Soapbox Derby: Pop-Culture Politics
From a fake Oscar for Bill Clinton to Bush's brother discussing 'Survivor,' media and government are being blended everywhere
We interrupt this entertainment magazine for the following political bulletin: Singer Michael Bolton approves of the nomination of Joe Lieberman for Democratic VP. ”[He’s] been a friend of mine for 15 years,” says Bolton. ”I was so happy, I got my yarmulke out when I heard.” Such is perhaps the most bizarre intersection of pop culture and politics we’ve run across. But boy, was there lots to choose from. As the campaign kicks off in earnest, and as Hollywood and the Beltway continue to merge (Sean Penn hugs Al Gore! Chaka Khan sings for George W. Bush!), we present EW’s guide to starry-eyed politics.
If Abraham Lincoln were alive, he’d probably address the people with ”Fourscore and seven seasons of The Simpsons ago … ” That’s because these days political rhetoric seems to be driven by pop culture, as evidenced by the following.

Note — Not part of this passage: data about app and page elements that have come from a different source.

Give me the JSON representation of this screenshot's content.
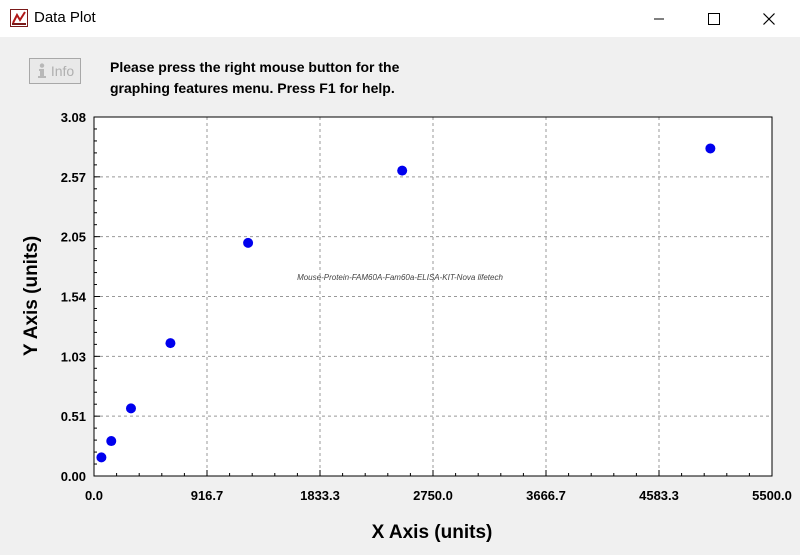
{
  "window": {
    "title": "Data Plot",
    "icons": {
      "app": "data-plot-app-icon",
      "minimize": "minimize-icon",
      "maximize": "maximize-icon",
      "close": "close-icon"
    }
  },
  "toolbar": {
    "info_label": "Info",
    "info_icon": "info-icon"
  },
  "instructions": {
    "line1": "Please press the right mouse button for the",
    "line2": "graphing features menu.  Press F1 for help."
  },
  "chart_data": {
    "type": "scatter",
    "annotation": "Mouse-Protein-FAM60A-Fam60a-ELISA-KIT-Nova lifetech",
    "xlabel": "X Axis (units)",
    "ylabel": "Y Axis (units)",
    "xlim": [
      0,
      5500
    ],
    "ylim": [
      0,
      3.08
    ],
    "x_ticks": [
      "0.0",
      "916.7",
      "1833.3",
      "2750.0",
      "3666.7",
      "4583.3",
      "5500.0"
    ],
    "y_ticks": [
      "0.00",
      "0.51",
      "1.03",
      "1.54",
      "2.05",
      "2.57",
      "3.08"
    ],
    "grid": true,
    "point_color": "#0000ee",
    "points": [
      {
        "x": 60,
        "y": 0.16
      },
      {
        "x": 140,
        "y": 0.3
      },
      {
        "x": 300,
        "y": 0.58
      },
      {
        "x": 620,
        "y": 1.14
      },
      {
        "x": 1250,
        "y": 2.0
      },
      {
        "x": 2500,
        "y": 2.62
      },
      {
        "x": 5000,
        "y": 2.81
      }
    ]
  }
}
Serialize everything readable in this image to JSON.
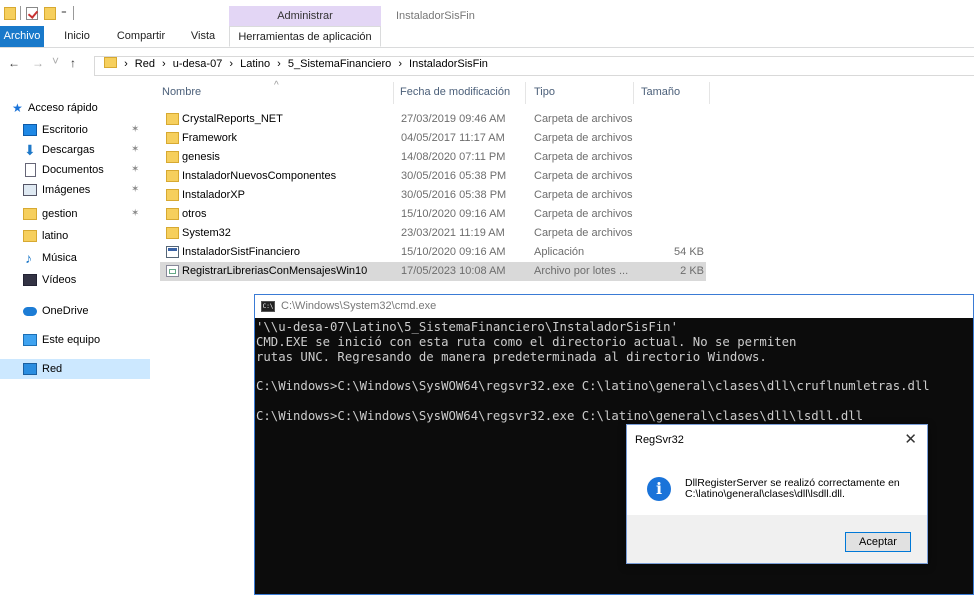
{
  "titlebar": {
    "context_tab": "Administrar",
    "window_title": "InstaladorSisFin"
  },
  "ribbon": {
    "tabs": [
      "Archivo",
      "Inicio",
      "Compartir",
      "Vista",
      "Herramientas de aplicación"
    ]
  },
  "addressbar": {
    "back_icon": "←",
    "forward_icon": "→",
    "dropdown_icon": "˅",
    "up_icon": "↑",
    "separator": "›",
    "crumbs": [
      "Red",
      "u-desa-07",
      "Latino",
      "5_SistemaFinanciero",
      "InstaladorSisFin"
    ]
  },
  "navpane": {
    "pin": "✶",
    "quick_access": "Acceso rápido",
    "items": [
      {
        "label": "Escritorio",
        "pinned": true,
        "icon": "desktop-icon"
      },
      {
        "label": "Descargas",
        "pinned": true,
        "icon": "download-icon"
      },
      {
        "label": "Documentos",
        "pinned": true,
        "icon": "documents-icon"
      },
      {
        "label": "Imágenes",
        "pinned": true,
        "icon": "pictures-icon"
      },
      {
        "label": "gestion",
        "pinned": true,
        "icon": "folder-icon"
      },
      {
        "label": "latino",
        "pinned": false,
        "icon": "folder-icon"
      },
      {
        "label": "Música",
        "pinned": false,
        "icon": "music-icon"
      },
      {
        "label": "Vídeos",
        "pinned": false,
        "icon": "videos-icon"
      }
    ],
    "onedrive": "OneDrive",
    "este_equipo": "Este equipo",
    "red": "Red"
  },
  "filelist": {
    "sort_arrow": "^",
    "columns": {
      "name": "Nombre",
      "date": "Fecha de modificación",
      "type": "Tipo",
      "size": "Tamaño"
    },
    "rows": [
      {
        "name": "CrystalReports_NET",
        "date": "27/03/2019 09:46 AM",
        "type": "Carpeta de archivos",
        "size": "",
        "icon": "folder-icon"
      },
      {
        "name": "Framework",
        "date": "04/05/2017 11:17 AM",
        "type": "Carpeta de archivos",
        "size": "",
        "icon": "folder-icon"
      },
      {
        "name": "genesis",
        "date": "14/08/2020 07:11 PM",
        "type": "Carpeta de archivos",
        "size": "",
        "icon": "folder-icon"
      },
      {
        "name": "InstaladorNuevosComponentes",
        "date": "30/05/2016 05:38 PM",
        "type": "Carpeta de archivos",
        "size": "",
        "icon": "folder-icon"
      },
      {
        "name": "InstaladorXP",
        "date": "30/05/2016 05:38 PM",
        "type": "Carpeta de archivos",
        "size": "",
        "icon": "folder-icon"
      },
      {
        "name": "otros",
        "date": "15/10/2020 09:16 AM",
        "type": "Carpeta de archivos",
        "size": "",
        "icon": "folder-icon"
      },
      {
        "name": "System32",
        "date": "23/03/2021 11:19 AM",
        "type": "Carpeta de archivos",
        "size": "",
        "icon": "folder-icon"
      },
      {
        "name": "InstaladorSistFinanciero",
        "date": "15/10/2020 09:16 AM",
        "type": "Aplicación",
        "size": "54 KB",
        "icon": "application-icon"
      },
      {
        "name": "RegistrarLibreriasConMensajesWin10",
        "date": "17/05/2023 10:08 AM",
        "type": "Archivo por lotes ...",
        "size": "2 KB",
        "icon": "batch-file-icon",
        "selected": true
      }
    ]
  },
  "cmd": {
    "icon_label": "C:\\",
    "title": "C:\\Windows\\System32\\cmd.exe",
    "lines": [
      "'\\\\u-desa-07\\Latino\\5_SistemaFinanciero\\InstaladorSisFin'",
      "CMD.EXE se inició con esta ruta como el directorio actual. No se permiten",
      "rutas UNC. Regresando de manera predeterminada al directorio Windows.",
      "",
      "C:\\Windows>C:\\Windows\\SysWOW64\\regsvr32.exe C:\\latino\\general\\clases\\dll\\cruflnumletras.dll",
      "",
      "C:\\Windows>C:\\Windows\\SysWOW64\\regsvr32.exe C:\\latino\\general\\clases\\dll\\lsdll.dll"
    ]
  },
  "msgbox": {
    "title": "RegSvr32",
    "close": "✕",
    "icon": "i",
    "message_line1": "DllRegisterServer se realizó correctamente en",
    "message_line2": "C:\\latino\\general\\clases\\dll\\lsdll.dll.",
    "ok_label": "Aceptar"
  }
}
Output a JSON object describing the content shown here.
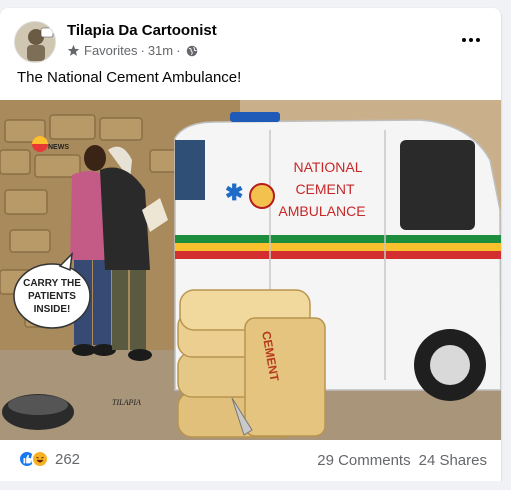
{
  "post": {
    "author": "Tilapia Da Cartoonist",
    "audience": "Favorites",
    "separator": "·",
    "time": "31m",
    "text": "The National Cement Ambulance!"
  },
  "image": {
    "ambulance_text_line1": "NATIONAL",
    "ambulance_text_line2": "CEMENT",
    "ambulance_text_line3": "AMBULANCE",
    "speech_line1": "CARRY THE",
    "speech_line2": "PATIENTS",
    "speech_line3": "INSIDE!",
    "bag_label": "CEMENT",
    "watermark_logo": "NEWS",
    "signature": "TILAPIA"
  },
  "footer": {
    "reaction_count": "262",
    "comments": "29 Comments",
    "shares": "24 Shares"
  },
  "icons": {
    "more": "more-options-icon",
    "star": "star-icon",
    "globe": "globe-icon",
    "like": "like-reaction-icon",
    "haha": "haha-reaction-icon"
  },
  "colors": {
    "like_blue": "#1877f2",
    "haha_yellow": "#f7b125",
    "secondary_text": "#65676b"
  }
}
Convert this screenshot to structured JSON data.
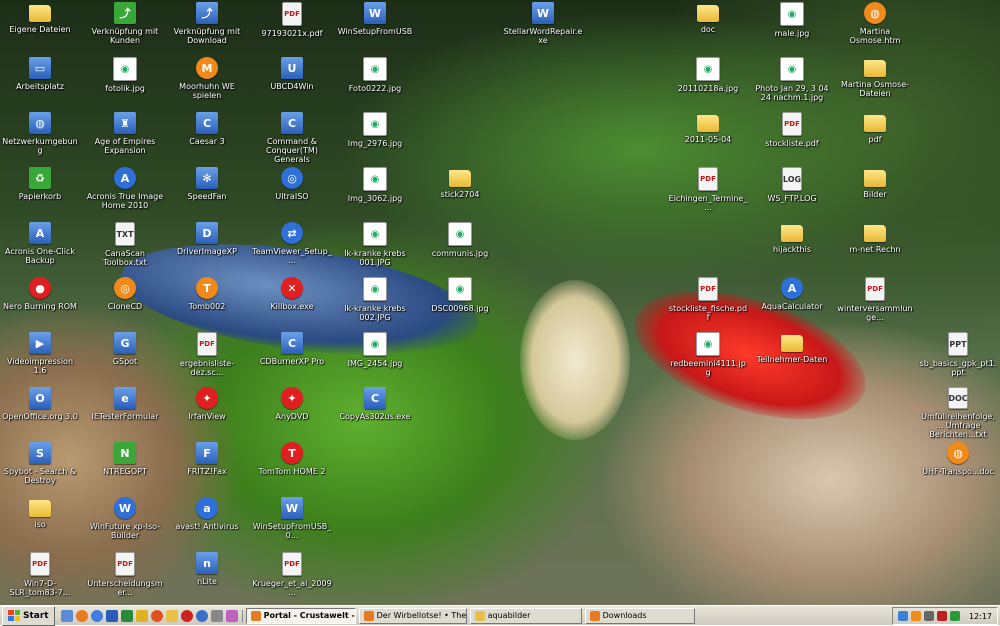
{
  "desktop_icons": [
    {
      "label": "Eigene Dateien",
      "kind": "folder",
      "glyph": ""
    },
    {
      "label": "Arbeitsplatz",
      "kind": "exe",
      "glyph": "▭"
    },
    {
      "label": "Netzwerkumgebung",
      "kind": "exe",
      "glyph": "◍"
    },
    {
      "label": "Papierkorb",
      "kind": "green",
      "glyph": "♻"
    },
    {
      "label": "Acronis One-Click Backup",
      "kind": "exe",
      "glyph": "A"
    },
    {
      "label": "Nero Burning ROM",
      "kind": "red",
      "glyph": "●"
    },
    {
      "label": "Videoimpression 1.6",
      "kind": "exe",
      "glyph": "▶"
    },
    {
      "label": "OpenOffice.org 3.0",
      "kind": "exe",
      "glyph": "O"
    },
    {
      "label": "Spybot - Search & Destroy",
      "kind": "exe",
      "glyph": "S"
    },
    {
      "label": "iso",
      "kind": "folder",
      "glyph": ""
    },
    {
      "label": "Win7-D-SLR_tom83-7...",
      "kind": "pdf",
      "glyph": "PDF"
    },
    {
      "label": "Verknüpfung mit Kunden",
      "kind": "green",
      "glyph": "⤴"
    },
    {
      "label": "fotolik.jpg",
      "kind": "img",
      "glyph": "◉"
    },
    {
      "label": "Age of Empires Expansion",
      "kind": "exe",
      "glyph": "♜"
    },
    {
      "label": "Acronis True Image Home 2010",
      "kind": "blue",
      "glyph": "A"
    },
    {
      "label": "CanaScan Toolbox.txt",
      "kind": "doc",
      "glyph": "TXT"
    },
    {
      "label": "CloneCD",
      "kind": "orange",
      "glyph": "◎"
    },
    {
      "label": "GSpot",
      "kind": "exe",
      "glyph": "G"
    },
    {
      "label": "IETesterFormular",
      "kind": "exe",
      "glyph": "e"
    },
    {
      "label": "NTREGOPT",
      "kind": "green",
      "glyph": "N"
    },
    {
      "label": "WinFuture xp-Iso-Builder",
      "kind": "blue",
      "glyph": "W"
    },
    {
      "label": "Unterscheidungsmer...",
      "kind": "pdf",
      "glyph": "PDF"
    },
    {
      "label": "Verknüpfung mit Download",
      "kind": "exe",
      "glyph": "⤴"
    },
    {
      "label": "Moorhuhn WE spielen",
      "kind": "orange",
      "glyph": "M"
    },
    {
      "label": "Caesar 3",
      "kind": "exe",
      "glyph": "C"
    },
    {
      "label": "SpeedFan",
      "kind": "exe",
      "glyph": "✻"
    },
    {
      "label": "DriverImageXP",
      "kind": "exe",
      "glyph": "D"
    },
    {
      "label": "Tomb002",
      "kind": "orange",
      "glyph": "T"
    },
    {
      "label": "ergebnisliste-dez.sc...",
      "kind": "pdf",
      "glyph": "PDF"
    },
    {
      "label": "IrfanView",
      "kind": "red",
      "glyph": "✦"
    },
    {
      "label": "FRITZ!Fax",
      "kind": "exe",
      "glyph": "F"
    },
    {
      "label": "avast! Antivirus",
      "kind": "blue",
      "glyph": "a"
    },
    {
      "label": "nLite",
      "kind": "exe",
      "glyph": "n"
    },
    {
      "label": "97193021x.pdf",
      "kind": "pdf",
      "glyph": "PDF"
    },
    {
      "label": "UBCD4Win",
      "kind": "exe",
      "glyph": "U"
    },
    {
      "label": "Command & Conquer(TM) Generals",
      "kind": "exe",
      "glyph": "C"
    },
    {
      "label": "UltraISO",
      "kind": "blue",
      "glyph": "◎"
    },
    {
      "label": "TeamViewer_Setup_...",
      "kind": "blue",
      "glyph": "⇄"
    },
    {
      "label": "Killbox.exe",
      "kind": "red",
      "glyph": "✕"
    },
    {
      "label": "CDBurnerXP Pro",
      "kind": "exe",
      "glyph": "C"
    },
    {
      "label": "AnyDVD",
      "kind": "red",
      "glyph": "✦"
    },
    {
      "label": "TomTom HOME 2",
      "kind": "red",
      "glyph": "T"
    },
    {
      "label": "WinSetupFromUSB_0...",
      "kind": "exe",
      "glyph": "W"
    },
    {
      "label": "Krueger_et_al_2009...",
      "kind": "pdf",
      "glyph": "PDF"
    },
    {
      "label": "WinSetupFromUSB",
      "kind": "exe",
      "glyph": "W"
    },
    {
      "label": "Foto0222.jpg",
      "kind": "img",
      "glyph": "◉"
    },
    {
      "label": "Img_2976.jpg",
      "kind": "img",
      "glyph": "◉"
    },
    {
      "label": "Img_3062.jpg",
      "kind": "img",
      "glyph": "◉"
    },
    {
      "label": "lk-kranke krebs 001.JPG",
      "kind": "img",
      "glyph": "◉"
    },
    {
      "label": "lk-kranke krebs 002.JPG",
      "kind": "img",
      "glyph": "◉"
    },
    {
      "label": "IMG_2454.jpg",
      "kind": "img",
      "glyph": "◉"
    },
    {
      "label": "CopyAs302us.exe",
      "kind": "exe",
      "glyph": "C"
    },
    {
      "label": "stick2704",
      "kind": "folder",
      "glyph": ""
    },
    {
      "label": "communis.jpg",
      "kind": "img",
      "glyph": "◉"
    },
    {
      "label": "DSC00968.jpg",
      "kind": "img",
      "glyph": "◉"
    },
    {
      "label": "StellarWordRepair.exe",
      "kind": "exe",
      "glyph": "W"
    },
    {
      "label": "doc",
      "kind": "folder",
      "glyph": ""
    },
    {
      "label": "20110218a.jpg",
      "kind": "img",
      "glyph": "◉"
    },
    {
      "label": "2011-05-04",
      "kind": "folder",
      "glyph": ""
    },
    {
      "label": "Elchingen_Termine_...",
      "kind": "pdf",
      "glyph": "PDF"
    },
    {
      "label": "stockliste_fische.pdf",
      "kind": "pdf",
      "glyph": "PDF"
    },
    {
      "label": "redbeemini4111.jpg",
      "kind": "img",
      "glyph": "◉"
    },
    {
      "label": "male.jpg",
      "kind": "img",
      "glyph": "◉"
    },
    {
      "label": "Photo Jan 29, 3 04 24 nachm.1.jpg",
      "kind": "img",
      "glyph": "◉"
    },
    {
      "label": "stockliste.pdf",
      "kind": "pdf",
      "glyph": "PDF"
    },
    {
      "label": "WS_FTP.LOG",
      "kind": "doc",
      "glyph": "LOG"
    },
    {
      "label": "hijackthis",
      "kind": "folder",
      "glyph": ""
    },
    {
      "label": "AquaCalculator",
      "kind": "blue",
      "glyph": "A"
    },
    {
      "label": "Teilnehmer-Daten",
      "kind": "folder",
      "glyph": ""
    },
    {
      "label": "Martina Osmose.htm",
      "kind": "orange",
      "glyph": "◍"
    },
    {
      "label": "Martina Osmose-Dateien",
      "kind": "folder",
      "glyph": ""
    },
    {
      "label": "pdf",
      "kind": "folder",
      "glyph": ""
    },
    {
      "label": "Bilder",
      "kind": "folder",
      "glyph": ""
    },
    {
      "label": "m-net Rechn",
      "kind": "folder",
      "glyph": ""
    },
    {
      "label": "winterversammlunge...",
      "kind": "pdf",
      "glyph": "PDF"
    },
    {
      "label": "sb_basics_gpk_pt1.ppt",
      "kind": "doc",
      "glyph": "PPT"
    },
    {
      "label": "Umfüllreihenfolge, ... Umfrage Berichten...txt",
      "kind": "doc",
      "glyph": "DOC"
    },
    {
      "label": "UHF-Transpo...doc",
      "kind": "orange",
      "glyph": "◍"
    }
  ],
  "taskbar": {
    "start_label": "Start",
    "tasks": [
      {
        "label": "Portal - Crustawelt - ...",
        "color": "#e87a22",
        "active": true
      },
      {
        "label": "Der Wirbellotse! • Them...",
        "color": "#e87a22",
        "active": false
      },
      {
        "label": "aquabilder",
        "color": "#e8c04a",
        "active": false
      },
      {
        "label": "Downloads",
        "color": "#e87a22",
        "active": false
      }
    ],
    "clock": "12:17"
  }
}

— Corey Takahashi, with additional reporting by Rossiter Drake, Erin Podolsky, and Karen Valby
Bill Clinton got a faux ”Best President” Oscar at a recent party hosted by California Gov. Gray Davis — which did not amuse the Academy. ”This organization [is] nonpolitical,” sniffs an Oscar spokeswoman. Counters an adviser to Davis: ”It was done in jest … you can get [Oscar figurines] at the gift shop at the Burbank airport, for godsakes.”
EVERYBODY LOVES RAYMOND
”It’s the new hit show — Everybody Loves Lieberman,” Rep. Edward Markey (D-Massachusetts) told a convention panel. Everybody, that is, except Lieberman punching bags Jerry Springer and Howard Stern.
HOP ON POP
The Dr. Seuss tale is a George W. favorite, as revealed in a speech by wife Laura.
The press — including Newsweek — labeled George P. Bush (the half-Latino nephew of George W.) the Ricky Martin of the Republican party.
In a video directed by Spike Jonze, Gore revealed he has no interest in seeing Mel Gibson’s flick. A spokesman for the VP deadpans that the movie hit too close to home: ”Gore is the father of a large family and he’s embroiled in a campaign against powerful special interests threatening to take over the dream.”
Veep hopeful Lieberman slammed the Republican convention, saying, ” … not since Tom Hanks won an Oscar has there been that much acting in Philadelphia.”
SAVING PRIVATE RYAN
In her convention speech, Bush’s foreign policy adviser Condoleezza Rice thanked ”all those Private Ryans who served over the decades so that tyranny would not stand.”
Before arriving on stage for his big convention oration, Clinton was filmed walking through the Staples Center corridors for a seemingly endless 105 seconds — an image some in the press likened to a famed Spi¨al Tap scene. ”A comparison like that is inept,” snaps coproducer Tom Baer. ”That was a comedy movie, this is a campaign for the heart and soul of America.”
Former Harvard roomie Tommy Lee Jones said he and Gore ”watched Star Trek, when maybe we should have been studying for exams.” Insert your own Gore-is-Spock joke here.
Invited onto CBS’ Early Show, Marvin Bush, brother of George W., expounded on island diplomacy: ”I gotta tell you that Sue is starting to wear a little bit thin on me right now.”